Anyway in this adaptation of Patricia Highsmith's novel, he plays Chester MacFarland, a swindler/con artist vacationing in Athens with his much younger wife, Colette portrayed by Kirsten Dunst. Set in the year 1962, the couple find themselves on the run after a private investigator out to reclaim his client's money is accidentally killed by Chester in the bathroom of their hotel room. 

Panicked, they 'escape' with the help of Rydal (Oscar Isaac) a dubious tour guide (cons innocent tourists) who also happens to be an American. He had earlier in the day met the MacFarlands while they were touring the Parthenon. Rydal promises to secure for them new passports using false identities so they can leave Greece.

Most of the film unfolds in scenic Greece as the trio hop from one island town to another while they wait for their fake documents. The intriguing plot is cleverly executed with a Hitchcock vibe. A throwback to the film noirs and thrillers back in the golden age of cinema.

The well developed characters interact flawlessly with each other. There is an underlying tension between Chester and Rydal as the former is increasingly getting paranoid over the true intentions of the tour guide. While Rydal seems to obsessing over the mesmerizing beauty of the young Colette.

Kirsten Dunst has a short yet significant role as her Colette is the hinge that binds the two male characters. Oscar Isaac is solid and steady even if his Rydal mostly gave me the creeps so he was very effective.

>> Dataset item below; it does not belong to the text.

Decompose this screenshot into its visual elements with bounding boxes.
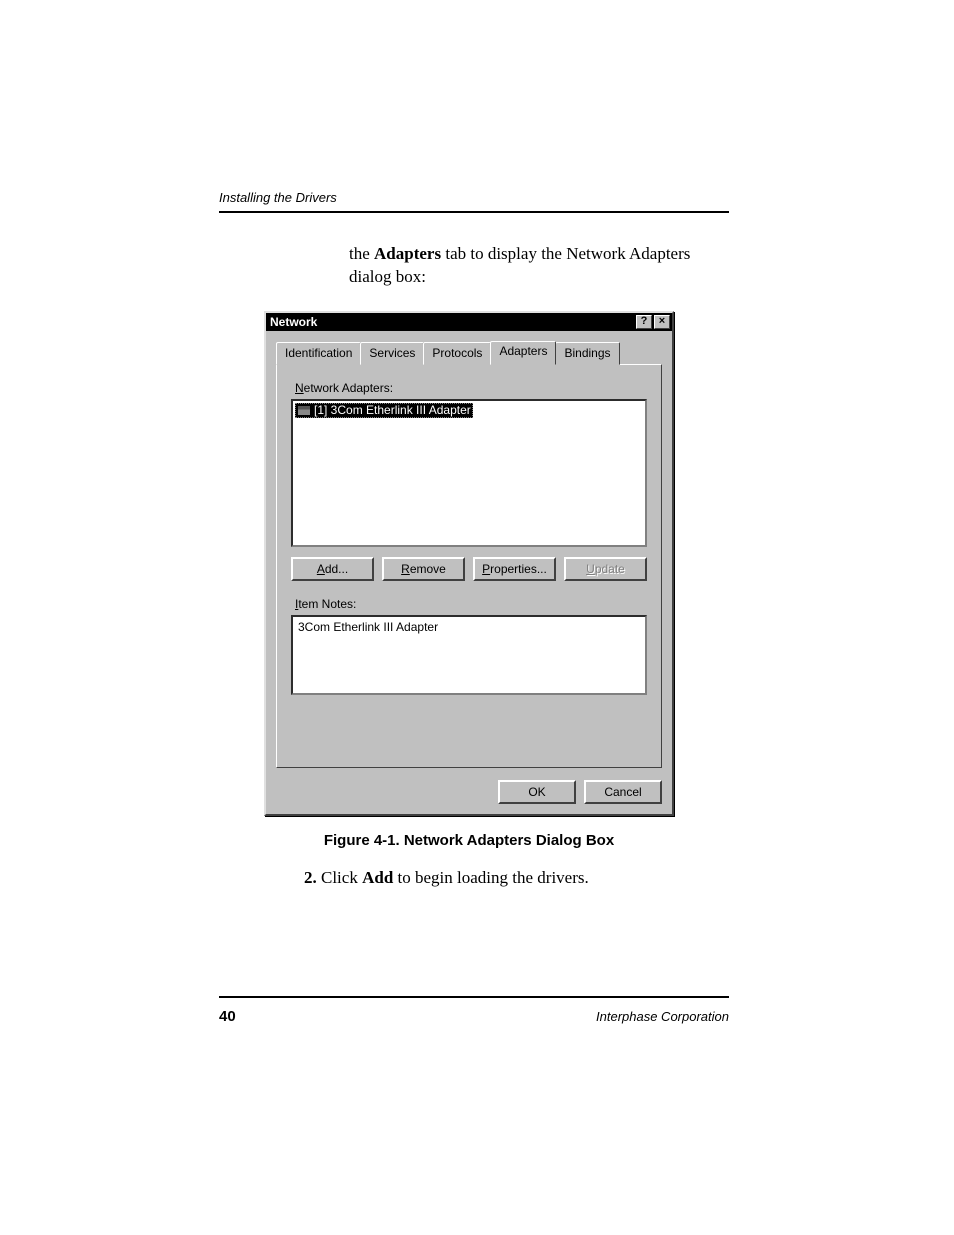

But this is no doubt, Viggo Mortensen's film, that's for sure. His physical appearance and his nuanced demeanor was truly a sight to see. Wavy nicely combed hair, donning a white suit with a white fedora hat and a cigarette in his mouth the entire movie, he was in true character form. Channeling a Humphrey Bogart vibe. Honestly, Viggo is the only reason I was able to endure this thriller with a surprise ending. For me, he is more than enough.